Week-end chargé : mort violente, tensions politiques et affaires judiciaires
Les 14 et 15 février 2026 ont été marqués par plusieurs événements d'importance nationale et internationale. De la mort tragique d'un étudiant à Lyon aux accusations politiques en passant par des développements judiciaires majeurs, voici un tour d'horizon des informations essentielles.
La mort de Quentin à Lyon : un drame aux répercussions politiques immédiates
Quentin, étudiant nationaliste de 23 ans proche du collectif identitaire Némésis, a succombé à ses blessures samedi 14 février après avoir été agressé jeudi soir à Lyon. L'attaque s'est produite en marge d'une conférence de l'eurodéputée LFI Rima Hassan, dans des circonstances encore floues.
L'avocat de la famille évoque « un guet-apens méthodiquement préparé » par des individus organisés, entraînés et armés. TF1 a diffusé une vidéo montrant trois hommes frappés à coups de pied et de poing, dont l'un reste inanimé au sol.

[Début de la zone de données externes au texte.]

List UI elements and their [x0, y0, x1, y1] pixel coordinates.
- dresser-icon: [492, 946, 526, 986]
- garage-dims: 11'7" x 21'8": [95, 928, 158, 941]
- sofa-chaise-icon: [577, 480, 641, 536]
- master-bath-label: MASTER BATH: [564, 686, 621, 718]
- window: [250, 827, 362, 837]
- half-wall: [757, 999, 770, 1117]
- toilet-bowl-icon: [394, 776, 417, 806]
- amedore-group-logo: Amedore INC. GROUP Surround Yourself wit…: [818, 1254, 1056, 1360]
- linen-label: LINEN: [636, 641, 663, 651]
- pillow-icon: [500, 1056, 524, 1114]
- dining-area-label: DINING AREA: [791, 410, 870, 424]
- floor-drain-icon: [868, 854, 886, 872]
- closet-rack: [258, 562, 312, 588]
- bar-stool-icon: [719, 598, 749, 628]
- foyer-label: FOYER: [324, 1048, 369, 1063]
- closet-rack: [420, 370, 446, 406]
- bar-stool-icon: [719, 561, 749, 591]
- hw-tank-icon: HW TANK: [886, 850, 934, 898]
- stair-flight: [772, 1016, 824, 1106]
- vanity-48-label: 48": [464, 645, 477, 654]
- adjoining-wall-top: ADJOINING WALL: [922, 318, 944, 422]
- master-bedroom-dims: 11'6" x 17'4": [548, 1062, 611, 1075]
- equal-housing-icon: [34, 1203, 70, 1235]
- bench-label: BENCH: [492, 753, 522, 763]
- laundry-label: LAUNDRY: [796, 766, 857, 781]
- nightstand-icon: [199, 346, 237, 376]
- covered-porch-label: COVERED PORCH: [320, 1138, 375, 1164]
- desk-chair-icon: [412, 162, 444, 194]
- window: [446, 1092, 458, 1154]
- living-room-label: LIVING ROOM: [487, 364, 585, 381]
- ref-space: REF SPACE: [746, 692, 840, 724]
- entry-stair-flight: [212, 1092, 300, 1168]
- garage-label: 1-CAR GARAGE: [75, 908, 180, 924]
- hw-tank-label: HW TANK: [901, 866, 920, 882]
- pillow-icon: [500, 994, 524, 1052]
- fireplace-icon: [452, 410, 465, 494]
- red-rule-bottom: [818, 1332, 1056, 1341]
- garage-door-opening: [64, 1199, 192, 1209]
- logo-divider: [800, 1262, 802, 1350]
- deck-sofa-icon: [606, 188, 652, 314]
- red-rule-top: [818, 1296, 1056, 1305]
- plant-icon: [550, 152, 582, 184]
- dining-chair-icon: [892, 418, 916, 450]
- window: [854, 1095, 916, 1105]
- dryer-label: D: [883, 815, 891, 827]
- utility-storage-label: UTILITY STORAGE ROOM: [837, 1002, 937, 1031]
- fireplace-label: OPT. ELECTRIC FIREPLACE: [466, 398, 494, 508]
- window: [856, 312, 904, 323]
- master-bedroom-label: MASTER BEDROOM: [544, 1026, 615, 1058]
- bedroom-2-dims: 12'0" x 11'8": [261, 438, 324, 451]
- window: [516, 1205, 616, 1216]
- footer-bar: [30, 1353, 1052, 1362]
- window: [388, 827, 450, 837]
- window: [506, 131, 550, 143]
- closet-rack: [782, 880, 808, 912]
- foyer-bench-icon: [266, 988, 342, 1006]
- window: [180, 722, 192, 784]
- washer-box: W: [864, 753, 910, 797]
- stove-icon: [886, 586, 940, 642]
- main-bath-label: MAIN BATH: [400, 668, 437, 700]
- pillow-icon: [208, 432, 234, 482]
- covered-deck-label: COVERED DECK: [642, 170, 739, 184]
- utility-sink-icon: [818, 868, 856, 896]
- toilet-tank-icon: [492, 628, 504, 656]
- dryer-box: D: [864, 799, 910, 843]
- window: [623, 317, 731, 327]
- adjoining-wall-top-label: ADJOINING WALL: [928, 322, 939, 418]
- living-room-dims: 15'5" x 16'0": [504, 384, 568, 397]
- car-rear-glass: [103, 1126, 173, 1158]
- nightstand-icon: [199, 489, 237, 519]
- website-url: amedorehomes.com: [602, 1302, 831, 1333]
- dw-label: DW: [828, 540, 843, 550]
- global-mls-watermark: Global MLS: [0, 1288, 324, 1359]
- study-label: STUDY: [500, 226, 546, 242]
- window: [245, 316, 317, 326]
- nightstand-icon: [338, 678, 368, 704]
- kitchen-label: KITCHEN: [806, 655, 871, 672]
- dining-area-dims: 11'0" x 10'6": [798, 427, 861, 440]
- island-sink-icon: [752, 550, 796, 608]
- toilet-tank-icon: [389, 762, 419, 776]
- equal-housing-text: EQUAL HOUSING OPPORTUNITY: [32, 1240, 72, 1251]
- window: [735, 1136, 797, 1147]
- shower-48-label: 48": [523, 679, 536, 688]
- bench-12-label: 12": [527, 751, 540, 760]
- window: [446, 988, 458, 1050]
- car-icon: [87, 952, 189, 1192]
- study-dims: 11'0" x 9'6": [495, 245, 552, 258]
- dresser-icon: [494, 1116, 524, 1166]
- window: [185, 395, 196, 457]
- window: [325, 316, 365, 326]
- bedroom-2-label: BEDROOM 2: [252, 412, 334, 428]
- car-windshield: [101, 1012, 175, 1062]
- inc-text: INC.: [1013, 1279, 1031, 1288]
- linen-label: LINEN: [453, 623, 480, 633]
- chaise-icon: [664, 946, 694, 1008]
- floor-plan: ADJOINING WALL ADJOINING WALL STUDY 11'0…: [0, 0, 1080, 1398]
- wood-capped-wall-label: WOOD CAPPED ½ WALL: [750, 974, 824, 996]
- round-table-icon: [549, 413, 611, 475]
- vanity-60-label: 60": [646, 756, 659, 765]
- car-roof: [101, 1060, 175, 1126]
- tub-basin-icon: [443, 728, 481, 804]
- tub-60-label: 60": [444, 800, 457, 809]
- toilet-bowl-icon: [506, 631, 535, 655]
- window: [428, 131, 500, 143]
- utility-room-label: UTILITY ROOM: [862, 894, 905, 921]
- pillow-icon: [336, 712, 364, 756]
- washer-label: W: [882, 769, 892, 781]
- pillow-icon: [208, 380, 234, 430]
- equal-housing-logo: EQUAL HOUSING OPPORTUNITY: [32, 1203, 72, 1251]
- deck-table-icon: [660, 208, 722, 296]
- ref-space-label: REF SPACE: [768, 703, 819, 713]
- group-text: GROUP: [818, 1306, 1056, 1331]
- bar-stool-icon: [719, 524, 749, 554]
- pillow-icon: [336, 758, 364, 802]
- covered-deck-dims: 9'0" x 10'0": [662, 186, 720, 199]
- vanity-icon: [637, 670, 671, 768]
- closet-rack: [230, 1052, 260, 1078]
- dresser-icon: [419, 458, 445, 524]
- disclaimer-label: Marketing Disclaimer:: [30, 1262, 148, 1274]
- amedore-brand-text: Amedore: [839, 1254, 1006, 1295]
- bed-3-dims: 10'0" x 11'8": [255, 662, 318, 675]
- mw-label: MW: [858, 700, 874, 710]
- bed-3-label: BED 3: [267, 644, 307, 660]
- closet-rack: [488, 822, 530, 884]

Le procureur de Lyon tiendra un point presse lundi à 15 heures. Plusieurs responsables politiques se sont déjà exprimés : Gérard Darmanin a affirmé sur RTL que « c'est manifestement l'ultragauche qui a tué » Quentin, pointant la « complaisance de La France insoumise pour la violence politique ».
Emmanuel Macron qualifie LFI d'« extrême gauche » et relance l'accusation d'antisémitisme
Dans un entretien à Radio J, le président de la République a qualifié La France insoumise de mouvement « à l'extrême gauche », avalisant ainsi le nouveau classement des partis établi par le ministère de l'Intérieur pour les municipales de mars.
Emmanuel Macron a surtout relancé l'accusation d'antisémitisme contre LFI dans le contexte des vingt ans de l'assassinat d'Ilan Halimi. Il a affirmé que les Insoumis « contreviennent à des principes fondamentaux de la République » et qu'il y a « clairement des expressions antisémites qui émergent » dans leurs rangs.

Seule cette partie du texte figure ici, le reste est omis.